Members’ day 2019 reflections: Nicola Dowson (Chair UKCORR)

UKCORR were very fortunate that the British Library very generously agreed to host and provide lunch for members’ day again this year.  This year we managed to book the whole of the Knowledge Centre for the day which enabled us to increase the number of places to 110.

The day kicked off with a couple of keynote presentation from Rachel Bruce, Head of Open Research, UK Research and Innovation and Chris Banks, Assistant Provost (Space) and Director of Library Services at Imperial College, London.

Rachel gave an update on Plan S and an overview of changes to the implementation guidelines. She also talked about the work cOAlition S are doing with key stakeholders – researchers, publishers and learned societies. She also outlined the priority actions for COAlition S and that they will be setting up an office that should be up and running next year.

Chris Banks presentation was on ‘Retaining academic choice and restraining institutional costs in a Plan S world: the role of the UKSCL model institutional open access policy’. Chris kicked off her presentation talking about the policy stack change and commented that publisher policies are not always in line. She highlighted the growth in publication charges and the increased complexity and accountability that institutions are facing. Chris finished by giving an update on UKSCL, which initially planned to apply a decaying license but this was too complex and so have moved to a model institutional open access policy that supports academics with copyright and rights retention. UKSCL will continue to act on acceptance and the policy will be revised on light of Plan S.

After the break Sara Gould and Jenny Basford of the British Library gave an update ‘Repository Services at the British Library’. They talked about the selection of the repository software and how they have been working with museums and galleries to make their content available. A pilot of the repository should be launched during Open Access week.

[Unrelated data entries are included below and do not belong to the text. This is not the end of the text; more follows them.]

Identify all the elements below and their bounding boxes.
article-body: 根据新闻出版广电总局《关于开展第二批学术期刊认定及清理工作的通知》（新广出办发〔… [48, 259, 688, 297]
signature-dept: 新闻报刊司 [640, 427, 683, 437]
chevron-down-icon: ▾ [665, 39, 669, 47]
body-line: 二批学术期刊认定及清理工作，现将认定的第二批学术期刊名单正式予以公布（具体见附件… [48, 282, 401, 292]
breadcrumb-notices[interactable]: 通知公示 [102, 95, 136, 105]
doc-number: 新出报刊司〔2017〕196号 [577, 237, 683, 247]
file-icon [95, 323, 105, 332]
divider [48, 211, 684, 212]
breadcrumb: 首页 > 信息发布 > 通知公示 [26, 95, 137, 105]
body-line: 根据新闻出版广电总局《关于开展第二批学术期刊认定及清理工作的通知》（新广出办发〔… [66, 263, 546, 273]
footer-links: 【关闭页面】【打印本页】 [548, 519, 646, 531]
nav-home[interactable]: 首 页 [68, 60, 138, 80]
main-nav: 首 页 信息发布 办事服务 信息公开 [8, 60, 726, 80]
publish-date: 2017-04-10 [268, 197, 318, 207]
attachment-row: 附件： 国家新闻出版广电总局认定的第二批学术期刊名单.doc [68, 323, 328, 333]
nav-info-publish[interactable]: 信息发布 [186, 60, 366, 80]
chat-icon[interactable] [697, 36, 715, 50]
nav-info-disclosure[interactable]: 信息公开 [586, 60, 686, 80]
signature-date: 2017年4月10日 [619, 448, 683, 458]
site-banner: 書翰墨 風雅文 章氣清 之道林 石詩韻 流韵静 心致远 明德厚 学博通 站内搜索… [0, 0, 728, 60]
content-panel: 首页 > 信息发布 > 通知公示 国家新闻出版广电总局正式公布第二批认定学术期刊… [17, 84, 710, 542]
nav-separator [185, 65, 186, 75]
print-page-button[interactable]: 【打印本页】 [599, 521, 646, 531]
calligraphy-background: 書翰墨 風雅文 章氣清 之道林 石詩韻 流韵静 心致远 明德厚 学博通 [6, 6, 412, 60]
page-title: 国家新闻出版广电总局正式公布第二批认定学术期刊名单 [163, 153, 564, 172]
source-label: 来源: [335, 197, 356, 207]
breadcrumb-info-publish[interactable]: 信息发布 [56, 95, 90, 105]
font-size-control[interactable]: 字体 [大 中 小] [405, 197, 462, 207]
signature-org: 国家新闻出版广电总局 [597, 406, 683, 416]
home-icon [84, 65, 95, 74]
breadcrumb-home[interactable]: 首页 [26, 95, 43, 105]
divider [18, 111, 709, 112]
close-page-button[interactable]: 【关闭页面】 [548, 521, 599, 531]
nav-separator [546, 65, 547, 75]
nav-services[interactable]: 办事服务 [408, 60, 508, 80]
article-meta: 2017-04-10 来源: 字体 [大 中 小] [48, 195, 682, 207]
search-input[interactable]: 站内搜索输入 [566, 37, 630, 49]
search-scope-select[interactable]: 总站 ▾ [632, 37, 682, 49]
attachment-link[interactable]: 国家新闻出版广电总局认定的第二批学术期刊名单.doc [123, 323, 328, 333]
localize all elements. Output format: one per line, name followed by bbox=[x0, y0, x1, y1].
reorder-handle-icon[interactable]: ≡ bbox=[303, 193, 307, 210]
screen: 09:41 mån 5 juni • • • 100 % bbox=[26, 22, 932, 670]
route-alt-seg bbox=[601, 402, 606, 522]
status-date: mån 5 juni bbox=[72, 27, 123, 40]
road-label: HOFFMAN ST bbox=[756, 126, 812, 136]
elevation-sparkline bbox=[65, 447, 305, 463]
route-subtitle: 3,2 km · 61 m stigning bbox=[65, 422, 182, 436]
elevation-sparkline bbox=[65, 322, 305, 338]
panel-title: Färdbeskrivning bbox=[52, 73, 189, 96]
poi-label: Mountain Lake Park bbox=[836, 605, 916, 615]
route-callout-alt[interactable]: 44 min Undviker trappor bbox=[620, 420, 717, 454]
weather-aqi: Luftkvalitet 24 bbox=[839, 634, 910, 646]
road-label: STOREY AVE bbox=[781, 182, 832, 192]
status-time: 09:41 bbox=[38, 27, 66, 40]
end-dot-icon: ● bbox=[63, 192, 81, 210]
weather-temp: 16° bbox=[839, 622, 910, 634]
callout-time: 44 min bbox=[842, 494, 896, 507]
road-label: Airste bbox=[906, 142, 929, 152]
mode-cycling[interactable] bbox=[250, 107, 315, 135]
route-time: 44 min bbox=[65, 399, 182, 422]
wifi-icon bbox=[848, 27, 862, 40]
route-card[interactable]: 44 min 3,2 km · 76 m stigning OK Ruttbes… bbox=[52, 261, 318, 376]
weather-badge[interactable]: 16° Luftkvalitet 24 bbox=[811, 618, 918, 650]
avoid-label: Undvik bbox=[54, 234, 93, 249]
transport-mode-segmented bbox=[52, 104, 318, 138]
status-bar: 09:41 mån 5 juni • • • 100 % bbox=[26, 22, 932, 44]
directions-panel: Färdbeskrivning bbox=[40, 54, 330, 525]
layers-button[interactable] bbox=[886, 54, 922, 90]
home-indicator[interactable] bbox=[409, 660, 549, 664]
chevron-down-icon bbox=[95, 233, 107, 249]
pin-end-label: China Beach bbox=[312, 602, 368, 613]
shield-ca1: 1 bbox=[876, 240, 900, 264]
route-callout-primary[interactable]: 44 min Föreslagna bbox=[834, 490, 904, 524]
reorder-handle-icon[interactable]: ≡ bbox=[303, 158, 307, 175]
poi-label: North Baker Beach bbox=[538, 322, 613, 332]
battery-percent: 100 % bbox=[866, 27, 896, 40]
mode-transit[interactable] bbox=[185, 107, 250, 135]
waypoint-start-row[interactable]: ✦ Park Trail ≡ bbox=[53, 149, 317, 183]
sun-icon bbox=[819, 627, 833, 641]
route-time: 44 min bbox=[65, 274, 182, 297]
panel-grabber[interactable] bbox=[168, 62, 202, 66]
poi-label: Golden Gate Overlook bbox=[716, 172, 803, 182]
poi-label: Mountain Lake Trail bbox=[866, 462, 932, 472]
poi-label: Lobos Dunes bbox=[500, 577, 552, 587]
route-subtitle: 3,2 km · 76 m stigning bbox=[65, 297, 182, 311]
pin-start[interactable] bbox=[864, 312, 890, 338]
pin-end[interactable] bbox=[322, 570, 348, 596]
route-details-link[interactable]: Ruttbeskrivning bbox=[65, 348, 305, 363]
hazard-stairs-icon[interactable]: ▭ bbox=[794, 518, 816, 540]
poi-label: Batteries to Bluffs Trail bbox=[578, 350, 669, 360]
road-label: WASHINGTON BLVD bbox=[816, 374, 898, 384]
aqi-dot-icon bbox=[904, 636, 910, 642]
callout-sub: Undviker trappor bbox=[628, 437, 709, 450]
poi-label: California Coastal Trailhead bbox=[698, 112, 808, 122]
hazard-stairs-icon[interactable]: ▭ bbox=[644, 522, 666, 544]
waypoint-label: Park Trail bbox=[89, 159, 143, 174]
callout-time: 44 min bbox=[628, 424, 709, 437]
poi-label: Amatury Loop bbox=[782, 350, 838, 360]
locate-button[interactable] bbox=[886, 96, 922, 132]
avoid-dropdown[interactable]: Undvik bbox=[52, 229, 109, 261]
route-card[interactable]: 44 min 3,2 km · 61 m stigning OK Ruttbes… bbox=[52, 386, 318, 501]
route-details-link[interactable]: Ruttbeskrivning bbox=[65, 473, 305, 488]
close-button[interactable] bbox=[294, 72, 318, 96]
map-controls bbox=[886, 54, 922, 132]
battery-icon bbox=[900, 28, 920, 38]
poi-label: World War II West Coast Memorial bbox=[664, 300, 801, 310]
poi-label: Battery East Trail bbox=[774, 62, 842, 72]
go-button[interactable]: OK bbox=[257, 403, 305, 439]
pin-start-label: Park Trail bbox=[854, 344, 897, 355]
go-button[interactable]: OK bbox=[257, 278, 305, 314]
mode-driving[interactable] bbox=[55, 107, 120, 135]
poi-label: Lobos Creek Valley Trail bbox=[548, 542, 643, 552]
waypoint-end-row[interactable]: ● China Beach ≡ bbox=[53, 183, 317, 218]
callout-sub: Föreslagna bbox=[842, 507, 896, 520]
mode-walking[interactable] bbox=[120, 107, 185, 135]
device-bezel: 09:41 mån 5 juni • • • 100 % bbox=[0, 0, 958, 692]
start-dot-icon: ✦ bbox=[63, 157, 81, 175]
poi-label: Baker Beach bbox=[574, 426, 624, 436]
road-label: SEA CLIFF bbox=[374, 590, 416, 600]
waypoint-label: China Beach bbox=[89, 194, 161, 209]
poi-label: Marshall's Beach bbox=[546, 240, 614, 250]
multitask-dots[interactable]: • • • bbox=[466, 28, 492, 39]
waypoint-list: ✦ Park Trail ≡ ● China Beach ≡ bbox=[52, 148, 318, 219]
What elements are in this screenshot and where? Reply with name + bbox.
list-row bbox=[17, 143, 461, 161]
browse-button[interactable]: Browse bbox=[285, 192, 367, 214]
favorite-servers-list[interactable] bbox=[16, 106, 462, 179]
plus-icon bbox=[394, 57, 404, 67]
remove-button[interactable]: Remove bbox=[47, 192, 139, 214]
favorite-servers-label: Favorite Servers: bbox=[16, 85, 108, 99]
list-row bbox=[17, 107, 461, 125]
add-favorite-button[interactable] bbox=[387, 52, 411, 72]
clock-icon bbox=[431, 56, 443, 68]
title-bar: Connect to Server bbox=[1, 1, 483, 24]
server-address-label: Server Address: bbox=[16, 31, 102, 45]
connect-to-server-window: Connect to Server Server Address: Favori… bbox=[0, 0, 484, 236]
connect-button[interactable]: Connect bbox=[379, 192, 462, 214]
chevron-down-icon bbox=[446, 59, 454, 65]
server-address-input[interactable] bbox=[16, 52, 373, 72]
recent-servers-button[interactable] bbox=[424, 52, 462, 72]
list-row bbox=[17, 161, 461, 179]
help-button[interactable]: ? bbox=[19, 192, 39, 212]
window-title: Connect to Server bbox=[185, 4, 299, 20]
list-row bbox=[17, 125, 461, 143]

This was then followed by hour long breakout sessions:

We ended that day with a number of lightning talks:

  • ‘If you’ve got it, flaunt it: Repository improvements to increase discoverability, visibility and usability’ Leigh Stork, Open Access & Research Repository Specialist, Aston University
  • ‘Seed to Harvest: Repository perspective from a small research-only institution’ Chris Whitfield, Library and Information Officer, Rothamsted Research
  • ‘Piloting a REF compliance service for Arts & Humanities’ Matthew Herring, Research Data and Outputs Specialist and Thom Blake, Research Support Librarian, University of York
  • ‘Automating repository workflows with Orpheus’ Arthur Smith, Deputy Manager of Scholarly Communication (Open Access), University of Cambridge
  • ‘CORE Discovery’ Matteo Cancellieri, CORE Big Scientific Data and Text Analytics Group, The Open University
  • ‘RIOXX and UKCORR’ Paul Walk, Founder and Director Company: Antleaf Ltd.
  • ‘Key updates from JISC’ Helen Clare, Scholarly communications subject specialist JISC

I am always impressed by the range of lightning talks that we have at the members’ day and these showcase the work that our members’ do to engage and support their academics.

Thanks to those of you who put comments on the feedback padlets, we will use this in the planning of next members’ day. Just to give an overview of some of the comments – people liked the range of speakers, updates and opportunities for discussion. The REF and theses breakout were commented on as being useful. Things that we could improve – start time being later to allow for travel, rooms for the UKRI and REF breakout session, having speakers from less funded institutions, lightning talks being earlier in the day and being listed on the programme.

Finally, I wanted to thank everyone who contributed to and took part in members’ day. It was lovely to see so many of you there. UKCORR is a very special community and it is a real privilege to be part of it.